What Nephi’s teachings do is lay out certain blessings that Jewish (and any other) individuals will be able to claim for themselves if they embrace Jesus as the Messiah and the Book of Mormon as a witness of this reality, and his teachings further demonstrate that a trend of greater Jewish acceptance of the gospel of Christ will bring to pass a restoration among the Jewish people. What kind of restoration? Well, the most important restoration Nephi describes is restoring people to a knowledge of what is eternally true. All other worldly outcomes, including the return to ancestral lands, pale in comparison to a person’s deep conviction that they have encountered something real and undeniable.

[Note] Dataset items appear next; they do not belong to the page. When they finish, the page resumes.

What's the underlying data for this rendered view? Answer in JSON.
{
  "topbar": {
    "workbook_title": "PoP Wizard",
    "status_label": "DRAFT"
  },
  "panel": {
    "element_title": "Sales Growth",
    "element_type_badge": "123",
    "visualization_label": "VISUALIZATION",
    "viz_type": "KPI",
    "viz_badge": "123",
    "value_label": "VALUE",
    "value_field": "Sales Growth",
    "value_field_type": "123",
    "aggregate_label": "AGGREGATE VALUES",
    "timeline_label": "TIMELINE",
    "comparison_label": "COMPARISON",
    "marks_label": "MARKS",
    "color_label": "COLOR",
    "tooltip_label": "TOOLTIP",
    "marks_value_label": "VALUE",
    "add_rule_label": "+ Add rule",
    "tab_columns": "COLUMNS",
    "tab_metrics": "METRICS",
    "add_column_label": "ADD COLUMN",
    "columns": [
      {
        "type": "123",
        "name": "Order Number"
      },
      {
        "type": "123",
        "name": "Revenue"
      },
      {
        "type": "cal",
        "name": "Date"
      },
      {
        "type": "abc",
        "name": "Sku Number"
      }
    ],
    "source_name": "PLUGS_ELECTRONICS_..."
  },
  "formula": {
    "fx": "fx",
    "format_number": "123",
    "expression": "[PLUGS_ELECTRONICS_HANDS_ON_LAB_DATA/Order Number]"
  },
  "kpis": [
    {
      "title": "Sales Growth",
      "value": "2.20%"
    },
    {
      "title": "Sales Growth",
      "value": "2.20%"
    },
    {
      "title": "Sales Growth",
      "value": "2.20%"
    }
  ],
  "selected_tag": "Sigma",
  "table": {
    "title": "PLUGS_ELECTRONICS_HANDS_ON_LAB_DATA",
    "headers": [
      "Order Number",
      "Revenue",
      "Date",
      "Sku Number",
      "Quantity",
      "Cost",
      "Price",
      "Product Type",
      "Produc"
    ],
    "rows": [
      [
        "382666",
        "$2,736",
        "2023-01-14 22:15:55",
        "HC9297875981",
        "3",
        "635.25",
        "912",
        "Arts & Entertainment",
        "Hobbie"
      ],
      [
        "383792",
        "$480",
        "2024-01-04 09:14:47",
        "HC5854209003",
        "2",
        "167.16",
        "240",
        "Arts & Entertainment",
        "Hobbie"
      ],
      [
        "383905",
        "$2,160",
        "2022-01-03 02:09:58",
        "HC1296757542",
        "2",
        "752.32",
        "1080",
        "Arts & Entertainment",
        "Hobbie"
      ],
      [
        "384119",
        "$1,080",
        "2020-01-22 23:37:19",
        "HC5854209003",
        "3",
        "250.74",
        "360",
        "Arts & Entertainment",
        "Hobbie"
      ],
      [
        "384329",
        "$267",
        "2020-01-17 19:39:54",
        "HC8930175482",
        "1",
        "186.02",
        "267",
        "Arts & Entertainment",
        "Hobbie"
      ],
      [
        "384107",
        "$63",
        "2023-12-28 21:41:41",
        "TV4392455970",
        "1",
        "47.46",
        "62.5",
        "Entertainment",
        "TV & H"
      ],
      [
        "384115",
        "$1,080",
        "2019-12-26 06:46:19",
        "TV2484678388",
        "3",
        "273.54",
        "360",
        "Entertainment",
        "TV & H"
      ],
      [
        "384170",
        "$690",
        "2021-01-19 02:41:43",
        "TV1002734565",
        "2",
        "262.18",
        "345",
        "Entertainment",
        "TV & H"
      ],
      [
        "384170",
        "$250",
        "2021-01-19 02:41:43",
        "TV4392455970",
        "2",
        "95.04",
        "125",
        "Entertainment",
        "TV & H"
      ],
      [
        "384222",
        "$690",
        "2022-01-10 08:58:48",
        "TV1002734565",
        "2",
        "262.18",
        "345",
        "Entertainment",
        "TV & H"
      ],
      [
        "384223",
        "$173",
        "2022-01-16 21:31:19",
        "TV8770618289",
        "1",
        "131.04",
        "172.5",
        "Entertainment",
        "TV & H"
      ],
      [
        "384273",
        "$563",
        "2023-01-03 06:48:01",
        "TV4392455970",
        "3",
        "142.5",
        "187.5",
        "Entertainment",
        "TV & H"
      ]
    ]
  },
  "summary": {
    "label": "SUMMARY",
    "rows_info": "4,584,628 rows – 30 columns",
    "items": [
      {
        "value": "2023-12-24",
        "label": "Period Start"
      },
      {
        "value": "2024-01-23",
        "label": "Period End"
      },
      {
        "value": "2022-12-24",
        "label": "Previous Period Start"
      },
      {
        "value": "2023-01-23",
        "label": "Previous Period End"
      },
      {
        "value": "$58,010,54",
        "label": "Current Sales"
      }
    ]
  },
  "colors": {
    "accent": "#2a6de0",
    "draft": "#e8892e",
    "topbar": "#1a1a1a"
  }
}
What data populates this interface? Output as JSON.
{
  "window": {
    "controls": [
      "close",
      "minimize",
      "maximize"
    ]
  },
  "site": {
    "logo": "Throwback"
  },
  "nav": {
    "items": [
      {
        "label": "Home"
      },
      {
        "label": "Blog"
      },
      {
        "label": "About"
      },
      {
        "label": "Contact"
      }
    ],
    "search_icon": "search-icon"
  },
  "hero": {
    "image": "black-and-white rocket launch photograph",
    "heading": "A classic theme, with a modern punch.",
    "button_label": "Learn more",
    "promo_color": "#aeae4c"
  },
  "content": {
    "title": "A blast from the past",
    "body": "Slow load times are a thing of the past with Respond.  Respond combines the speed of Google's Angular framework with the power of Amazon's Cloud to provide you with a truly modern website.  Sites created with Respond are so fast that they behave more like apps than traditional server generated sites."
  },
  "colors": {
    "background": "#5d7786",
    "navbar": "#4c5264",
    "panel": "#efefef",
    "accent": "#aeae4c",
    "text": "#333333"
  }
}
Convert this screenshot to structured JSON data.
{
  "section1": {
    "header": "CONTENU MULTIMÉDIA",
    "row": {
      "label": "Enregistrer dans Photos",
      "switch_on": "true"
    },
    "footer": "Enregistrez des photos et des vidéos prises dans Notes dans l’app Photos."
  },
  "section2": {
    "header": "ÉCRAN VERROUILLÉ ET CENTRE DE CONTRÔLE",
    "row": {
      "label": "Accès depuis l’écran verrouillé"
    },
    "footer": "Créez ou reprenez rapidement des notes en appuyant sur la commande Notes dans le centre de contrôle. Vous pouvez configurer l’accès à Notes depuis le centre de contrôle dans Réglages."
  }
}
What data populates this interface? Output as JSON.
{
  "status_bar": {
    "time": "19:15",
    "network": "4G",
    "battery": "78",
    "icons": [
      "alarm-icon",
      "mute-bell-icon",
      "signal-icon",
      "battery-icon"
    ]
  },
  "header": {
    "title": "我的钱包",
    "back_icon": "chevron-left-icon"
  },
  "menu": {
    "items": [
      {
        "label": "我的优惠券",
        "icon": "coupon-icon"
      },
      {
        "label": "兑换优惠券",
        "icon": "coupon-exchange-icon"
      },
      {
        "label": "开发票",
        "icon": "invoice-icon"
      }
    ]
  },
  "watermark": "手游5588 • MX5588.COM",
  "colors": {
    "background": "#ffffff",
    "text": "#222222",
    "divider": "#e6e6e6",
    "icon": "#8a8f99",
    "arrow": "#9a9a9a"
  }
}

And so we see that Nephi’s overarching purpose, beyond anything else, is to prevent people from being deceived. He starts by addressing the Jews, but it soon becomes clear later in the chapter and in the following chapters that his message is to all of God’s children. In verse 20, he says simply, “And now, my brethren, I have spoken plainly that ye cannot err.” He connects his life’s mission as a special witness of Christ to that of Moses, and to making sure that through his own writings, the descendants of Joseph of Egypt (Nephites and Lamanites) will be preserved (fulfilling a prophecy from Amos 5:15 that predates Isaiah).

Nephi then explains to the people that the law of Moses remains in effect until Christ fulfills it through His own sacrifice, but that the law itself does not actually save them. It merely points the people in the direction of Christ, as it is by his grace that we are saved, “after all we can do” (verse 23).

Nephi’s great summation and exhortation for his people to share the knowledge he is giving them within their families comes in verse 26:

And we talk of Christ, we rejoice in Christ, we preach of Christ, we prophesy of Christ, and we write according to our prophecies, that our children may know to what source they may look for a remission of their sins.